Electric vehicle (EV) stock Canoo (NASDAQ:GOEV) sank today, plunging 11.4% as of 11:50 a.m. ET. And it wasn't just the broader market sell-off that sent shares of the EV start-up tumbling: Canoo is about to end its only contract manufacturing partnership.

So what

In its latest regulatory filing, Canoo revealed it doesn't expect to sign a definite contract-manufacturing agreement with Netherlands-based VDL Nedcar anymore. The two companies announced a deal in June, under which VDL Nedcar was expected to build 1,000 units of Canoo's first all-electric passenger vehicle, dubbed the Lifestyle Vehicle, in 2022, with a target 15,000 vehicles by 2023.

A Canoo Lifestyle Vehicle Adventure Model.

A Canoo Lifestyle Vehicle. Image source: Canoo.

That may sound like a huge blow, but you might get a better picture of things when you go back to some of the things Canoo has said over the past few months. To start, when Canoo first announced VDL Nedcar as its chosen partner, it stated the partnership would help Canoo deliver vehicles to the market while it builds its own factory in Oklahoma. In other words, Canoo never really wanted to depend on contract manufacturing entirely.

In fact, Canoo's CEO, Tony Aquila, explicitly stated during the company's most recent earnings call that they're "bigger fans" of owning factories than outsourcing production, given the inherent risks in contract manufacturing. There was no hint of a possible termination of the contract, but Aquila mentioned the partnership with VDL Nedcar was primarily aimed at expansion into Europe, and that Canoo was in discussions with VDL to see where their relationship is headed.

Evidently, one such inherent risk Aquila must be hinting at was the cybersecurity attack on VDL Nedcar's servers in October. Canoo feared the attack may have put its proprietary information and intellectual property that it shared with VDL Nedcar at risk. And as part of that risk possibility, Canoo stated in its following quarterly filing that if such a cyberattack causes any disruption or delay in the manufacturing of EVs per Canoo's timeline, it might accelerate plans to develop its own factory.
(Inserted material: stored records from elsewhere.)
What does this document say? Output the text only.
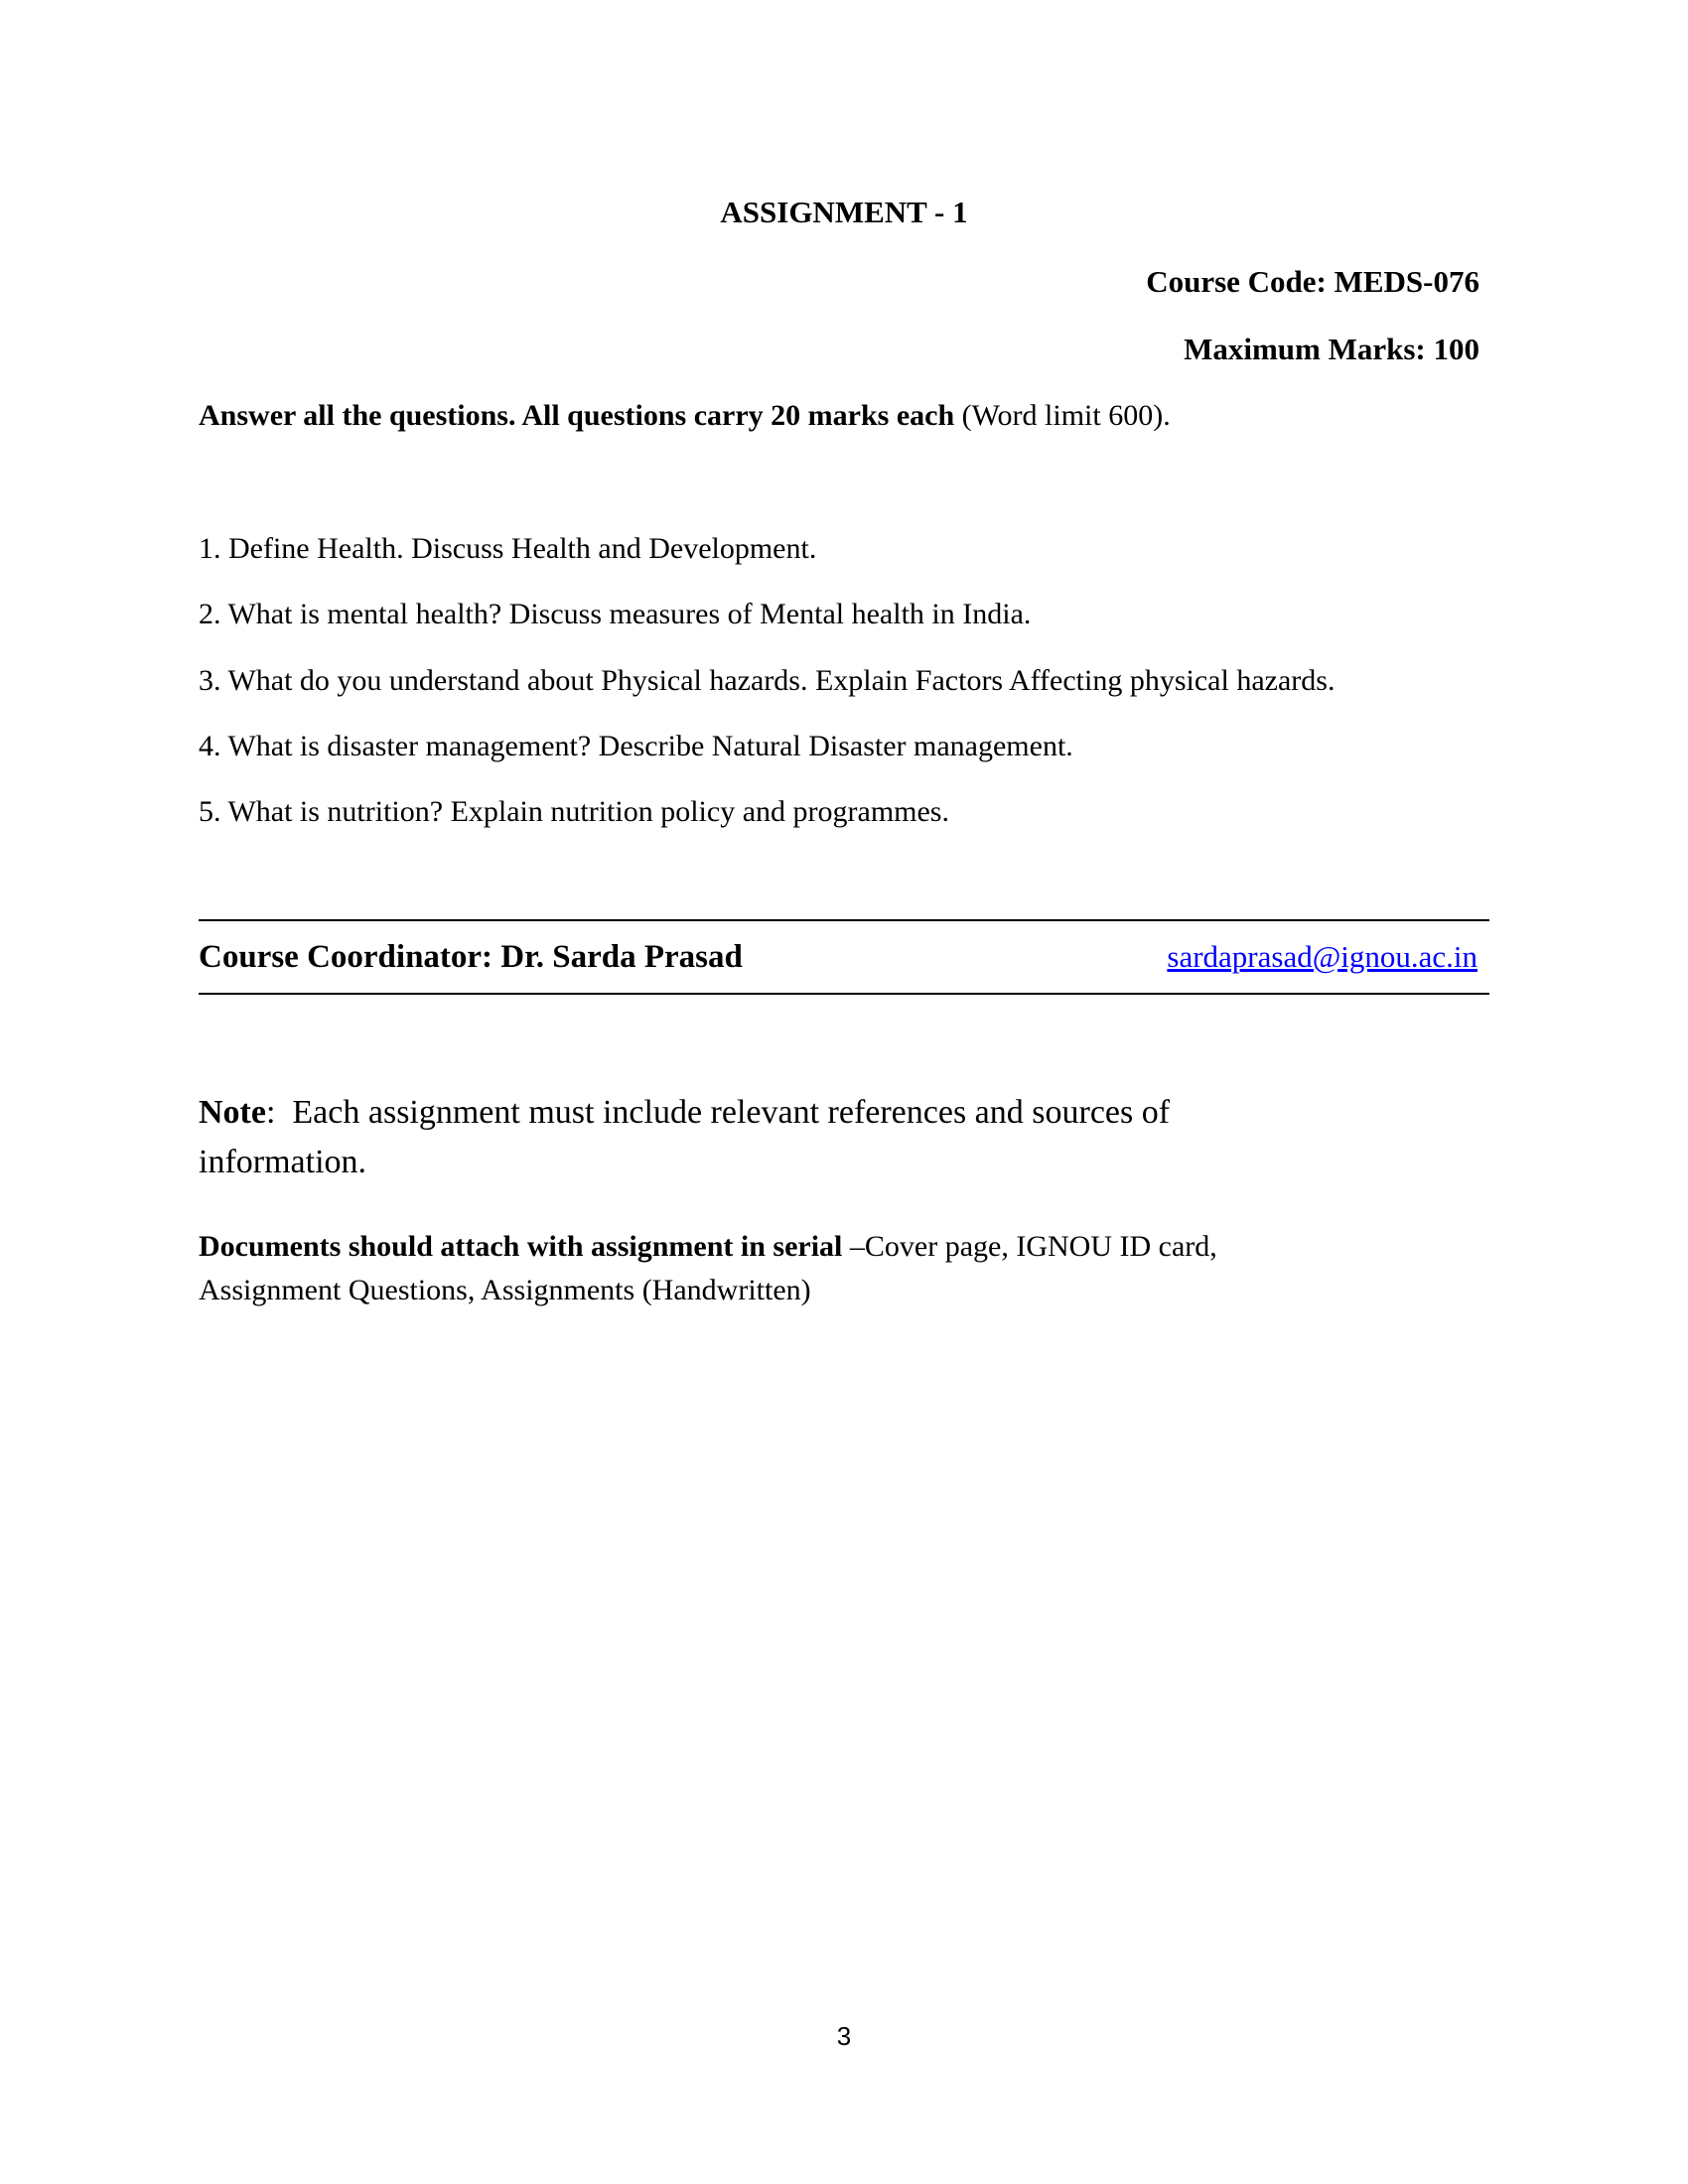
ASSIGNMENT - 1
Course Code: MEDS-076
Maximum Marks: 100
Answer all the questions. All questions carry 20 marks each (Word limit 600).
1. Define Health. Discuss Health and Development.
2. What is mental health? Discuss measures of Mental health in India.
3. What do you understand about Physical hazards. Explain Factors Affecting physical hazards.
4. What is disaster management? Describe Natural Disaster management.
5. What is nutrition? Explain nutrition policy and programmes.
Course Coordinator: Dr. Sarda Prasad	sardaprasad@ignou.ac.in
Note:  Each assignment must include relevant references and sources of
information.
Documents should attach with assignment in serial –Cover page, IGNOU ID card,
Assignment Questions, Assignments (Handwritten)
3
It now appears that's exactly what Canoo is aiming for.

Now what

To be sure, Canoo is yet to announce the official end of its deal with VDL and has extended its term binding agreement with VDL to Dec. 15, perhaps to negotiate. But with the company also stating that it doesn't expect a contract manufacturing agreement "due to developments" at VDL, this relationship appears all but dead now.

Here's what Canoo investors need to watch for now: Can the company still roll out its first EVs as planned? Barely days ago, Canoo said it expects to begin production of the Lifestyle Vehicle earlier than expected. Where things stand now, Canoo could gain a lot of respect in the eyes of EV enthusiasts if it can meet timelines without a contract manufacturer.